Stewardship of land embraces a host of activities: locating and marking boundaries, making and posting signs, building and maintaining trails, building bridges over creeks, clearing meadows of saplings or invasive plants that impair animal habitats, repairing or improving our select few rustic buildings, inspecting for encroachments and misuses by people who would usurp our lands for their own private benefit, to name a few.
For our larger preserves we retain professionals to design formal, long-term management plans to enhance or protect particular conservation values. In some cases we retain professionals to execute portions of those plans, such as the selective harvesting of trees to allow appropriately phased regeneration of the forest, or the elimination or at least reduction of invasive plants.
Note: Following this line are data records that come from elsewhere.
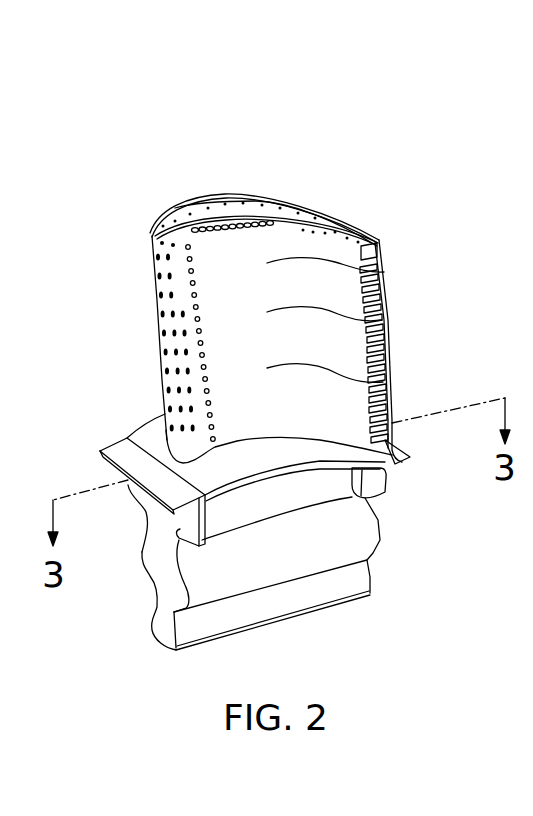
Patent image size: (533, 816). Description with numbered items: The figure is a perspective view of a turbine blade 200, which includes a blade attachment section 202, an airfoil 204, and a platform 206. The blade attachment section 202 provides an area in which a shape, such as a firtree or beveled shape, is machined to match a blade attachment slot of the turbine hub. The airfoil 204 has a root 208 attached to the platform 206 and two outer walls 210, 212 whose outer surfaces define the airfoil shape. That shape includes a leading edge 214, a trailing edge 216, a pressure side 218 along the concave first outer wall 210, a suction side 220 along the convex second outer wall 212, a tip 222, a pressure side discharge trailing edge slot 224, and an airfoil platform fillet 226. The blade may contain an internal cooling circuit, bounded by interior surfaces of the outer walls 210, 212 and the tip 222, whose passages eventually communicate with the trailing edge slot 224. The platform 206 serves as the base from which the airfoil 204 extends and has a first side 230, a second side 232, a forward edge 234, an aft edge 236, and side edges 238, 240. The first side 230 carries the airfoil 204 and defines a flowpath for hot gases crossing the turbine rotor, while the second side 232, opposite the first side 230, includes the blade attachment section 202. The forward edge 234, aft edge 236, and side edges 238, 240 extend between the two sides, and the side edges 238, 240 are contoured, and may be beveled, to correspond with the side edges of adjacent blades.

The blade 200 is at (379, 128).
The blade attachment section 202 is at (267, 585).
The airfoil 204 is at (382, 320).
The platform 206 is at (167, 492).
The root 208 is at (302, 436).
The first outer wall 210 is at (384, 272).
The second outer wall 212 is at (258, 196).
The leading edge 214 is at (157, 328).
The trailing edge 216 is at (384, 248).
The pressure side 218 is at (383, 382).
The suction side 220 is at (155, 222).
The tip 222 is at (205, 195).
The pressure side discharge trailing edge slot 224 is at (388, 342).
The airfoil platform fillet 226 is at (239, 439).
The first side 230 is at (138, 427).
The second side 232 is at (364, 497).
The forward edge 234 is at (108, 461).
The aft edge 236 is at (405, 448).
The side edge 238 is at (228, 480).
The side edge 240 is at (124, 437).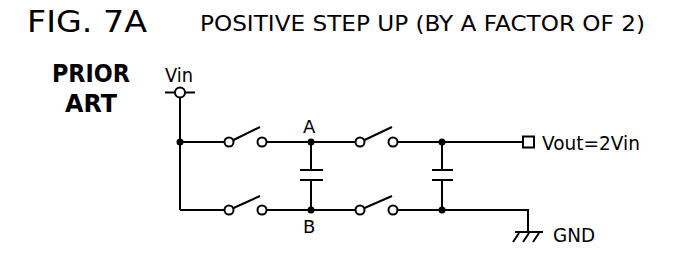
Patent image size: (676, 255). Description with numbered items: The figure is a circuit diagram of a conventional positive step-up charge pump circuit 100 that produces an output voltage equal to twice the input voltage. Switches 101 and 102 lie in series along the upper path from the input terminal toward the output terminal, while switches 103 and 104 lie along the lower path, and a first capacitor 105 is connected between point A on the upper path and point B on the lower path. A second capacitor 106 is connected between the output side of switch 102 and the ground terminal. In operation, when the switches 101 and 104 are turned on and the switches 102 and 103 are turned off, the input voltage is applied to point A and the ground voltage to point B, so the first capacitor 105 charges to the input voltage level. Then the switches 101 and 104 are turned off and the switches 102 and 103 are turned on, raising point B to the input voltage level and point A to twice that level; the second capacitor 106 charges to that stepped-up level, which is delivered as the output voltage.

The charge pump circuit 100 is at (458, 79).
The switch 101 is at (247, 127).
The switch 102 is at (380, 127).
The switch 103 is at (245, 212).
The switch 104 is at (377, 212).
The first capacitor 105 is at (299, 177).
The second capacitor 106 is at (430, 177).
But the majority of our stewardship activities falls to volunteers from the community who are willing to join us in caretaking by applying a modest portion of their time, talents, and energies. We strive to have an individual assigned to each parcel as a steward, someone to assess periodically the condition of the parcel, to identify actions needed, and with the support of the officers and directors, as well as others in the neighborhood, lead (or at least call for) the effort to accomplish those actions.
With over 60 separately identifiable parcels in our portfolio, we have many significant areas for which a steward is not currently assigned. We may have one that appeals to you. We welcome you help in caring for meadows and woodlands, if not by serving as a parcel steward, perhaps by coming along with us on one of our trail-clearing parties.